Kenya ouvre (enfin) son ambassade à Rabat : quand Nairobi range le sabre pour la boussole diplomatique
Bouchaib El Bazi
Par les temps qui courent, les miracles diplomatiques ne tombent plus du ciel , ils arrivent par vol régulier, avec tapis rouge et communiqués bien lustrés. Ce lundi, Rabat s’apprête à dérouler l’un de ces tapis en l’honneur de Musalia Mudavadi, ministre des Affaires étrangères du Kenya, attendu pour inaugurer en grande pompe la toute première ambassade de son pays au Maroc.
Oui, vous avez bien lu , le Kenya, ce même pays qui, pendant des décennies, jonglait entre neutralité proclamée et clins d’œil appuyés à la cause séparatiste du polisario, semble vouloir troquer ses habits de funambule pour un costume taillé sur mesure dans les ateliers feutrés de la realpolitik.
Selon le très sérieux journal kenyan The Eastleigh Voice – qu’on jure ne pas avoir inventé pour l’occasion – l’ambassadrice Jessica Gakinya, fraîchement accréditée à Rabat, a déjà envoyé ses cartons d’invitation pour la cérémonie d’ouverture. En guest-star , Nasser Bourita, chef de la diplomatie marocaine, connu pour faire plier des positions plus rigides que l’acier congolais.
L’événement a tout d’un tournant. Car enfin, le flou artistique dans lequel Nairobi baignait depuis des lustres au sujet du Sahara occidental laissait croire que la boussole kenyane était restée coincée sur “mode aléatoire”. Mais voilà que le vent tourne, et pas seulement du côté de l’océan Indien.

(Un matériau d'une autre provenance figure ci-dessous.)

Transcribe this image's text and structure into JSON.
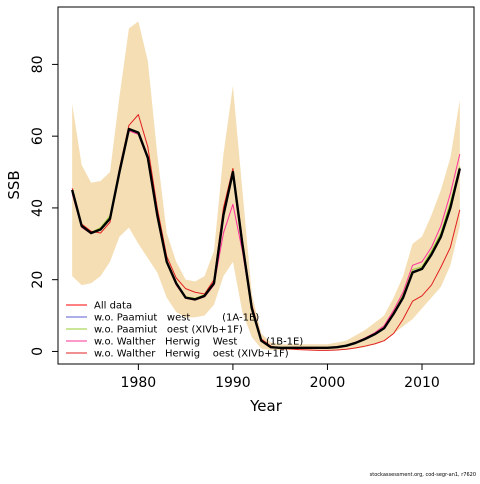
{
  "footer_text": "stockassessment.org, cod-segr-an1, r7620",
  "chart_data": {
    "type": "line",
    "xlabel": "Year",
    "ylabel": "SSB",
    "xlim": [
      1971.5,
      2015.5
    ],
    "ylim": [
      -3.5,
      96
    ],
    "xticks": [
      1980,
      1990,
      2000,
      2010
    ],
    "yticks": [
      0,
      20,
      40,
      60,
      80
    ],
    "legend_position": "bottom-left",
    "band": {
      "color": "#f5deb3",
      "x": [
        1973,
        1974,
        1975,
        1976,
        1977,
        1978,
        1979,
        1980,
        1981,
        1982,
        1983,
        1984,
        1985,
        1986,
        1987,
        1988,
        1989,
        1990,
        1991,
        1992,
        1993,
        1994,
        1995,
        1996,
        1997,
        1998,
        1999,
        2000,
        2001,
        2002,
        2003,
        2004,
        2005,
        2006,
        2007,
        2008,
        2009,
        2010,
        2011,
        2012,
        2013,
        2014
      ],
      "upper": [
        69,
        52,
        47,
        47.5,
        50,
        71,
        90,
        92,
        81,
        55,
        33,
        25,
        20,
        19.5,
        21,
        28,
        55,
        74,
        45,
        16,
        5,
        2.5,
        2,
        2,
        2,
        2,
        2,
        2,
        2.5,
        3,
        4.5,
        6,
        8,
        10,
        15,
        21,
        30,
        32,
        38,
        45,
        54,
        70
      ],
      "lower": [
        21,
        18.5,
        19,
        21,
        25,
        32,
        34.5,
        30,
        26,
        22,
        15,
        11,
        9.5,
        9.5,
        10,
        13,
        21,
        25,
        11,
        4,
        0.8,
        0.4,
        0.4,
        0.4,
        0.4,
        0.4,
        0.4,
        0.4,
        0.4,
        0.5,
        0.8,
        1.2,
        2,
        3,
        5,
        7,
        9,
        12,
        15,
        18,
        24,
        35
      ]
    },
    "series": [
      {
        "name": "All data",
        "color": "#ff0000",
        "values": [
          45,
          35,
          33,
          34,
          37,
          50,
          62,
          61,
          54,
          38,
          25,
          19,
          15,
          14.5,
          15.5,
          19,
          38,
          50,
          30,
          12,
          3,
          1.2,
          1.0,
          1.0,
          1.0,
          1.0,
          1.0,
          1.0,
          1.2,
          1.6,
          2.4,
          3.5,
          4.8,
          6.5,
          10.5,
          15,
          22,
          23,
          27,
          32,
          40,
          50
        ]
      },
      {
        "name": "w.o. Paamiut   west          (1A-1E)",
        "color": "#5b5bd6",
        "values": [
          44.5,
          34.8,
          33,
          34.2,
          37.5,
          50.5,
          61.8,
          61,
          54,
          38,
          25,
          18.8,
          15,
          14.6,
          15.6,
          19,
          38.5,
          49.5,
          30,
          12,
          3,
          1.2,
          1.0,
          1.0,
          1.0,
          1.0,
          1.0,
          1.0,
          1.2,
          1.6,
          2.4,
          3.4,
          4.7,
          6.5,
          10.5,
          15.3,
          22.3,
          23.2,
          27.4,
          32.3,
          40.6,
          50.6
        ]
      },
      {
        "name": "w.o. Paamiut   oest (XIVb+1F)",
        "color": "#99cc33",
        "values": [
          44.8,
          35,
          33.2,
          34.5,
          37.8,
          50.8,
          62,
          61.2,
          54.2,
          38.2,
          25.2,
          19,
          15.2,
          14.8,
          15.8,
          19.2,
          39,
          51,
          30.5,
          12.2,
          3.1,
          1.2,
          1.0,
          1.0,
          1.0,
          1.0,
          1.0,
          1.0,
          1.2,
          1.6,
          2.5,
          3.5,
          4.9,
          6.7,
          10.8,
          15.8,
          22.8,
          23.6,
          28,
          33,
          41.5,
          51.5
        ]
      },
      {
        "name": "w.o. Walther   Herwig    West         (1B-1E)",
        "color": "#ff3399",
        "values": [
          44,
          34.6,
          32.8,
          34,
          36.8,
          49.8,
          61.5,
          60.5,
          53.5,
          37.5,
          24.8,
          18.5,
          14.8,
          14.3,
          15.2,
          18.5,
          33,
          41,
          28,
          11.8,
          3,
          1.2,
          1.0,
          1.0,
          1.0,
          1.0,
          1.0,
          1.0,
          1.3,
          1.7,
          2.6,
          3.8,
          5.2,
          7.2,
          11.5,
          16.5,
          24,
          25,
          29,
          35,
          44,
          55
        ]
      },
      {
        "name": "w.o. Walther   Herwig    oest (XIVb+1F)",
        "color": "#e02020",
        "values": [
          45.5,
          35.5,
          33.5,
          33,
          36,
          51,
          63,
          66,
          57,
          40,
          26.5,
          20.5,
          17.5,
          16.5,
          16,
          20,
          40,
          51,
          31,
          13,
          3.5,
          1.5,
          0.8,
          0.7,
          0.5,
          0.4,
          0.3,
          0.3,
          0.4,
          0.6,
          1.0,
          1.5,
          2.1,
          3.0,
          5.0,
          9.0,
          14,
          15.5,
          18.5,
          23.5,
          29,
          39.5
        ]
      },
      {
        "name": "",
        "color": "#000000",
        "values": [
          45,
          35,
          33,
          34,
          37,
          50,
          62,
          61,
          54,
          38,
          25,
          19,
          15,
          14.5,
          15.5,
          19,
          38,
          50,
          30,
          12,
          3,
          1.2,
          1.0,
          1.0,
          1.0,
          1.0,
          1.0,
          1.0,
          1.2,
          1.6,
          2.4,
          3.5,
          4.8,
          6.5,
          10.5,
          15,
          22,
          23,
          27,
          32,
          40,
          51
        ]
      }
    ]
  }
}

Ce réajustement discret – mais hautement symbolique – laisse penser que le Kenya cherche désormais à ne plus être simplement “africain solidaire”, mais “africain stratégique”.
Faut-il y voir une reconnaissance implicite des intérêts mutuels entre Rabat et Nairobi ? Ou, plus prosaïquement, la prise de conscience qu’on ne fait pas de croissance avec des slogans creux, mais avec des partenariats concrets, une balance commerciale équilibrée, et des ambassades qui ne dorment pas à l’hôtel ?
Dans tous les cas, l’ouverture de cette ambassade sonne comme un adieu discret aux nostalgies idéologiques d’un autre siècle. Un geste qui, sans grande déclaration fracassante, en dit long sur l’évolution des mentalités africaines , moins d’embrassades révolutionnaires, plus d’accords bilatéraux.
Alors, rendez-vous lundi, pour une cérémonie où l’on sabrera peut-être le champagne… mais sûrement pas les relations avec le Maroc.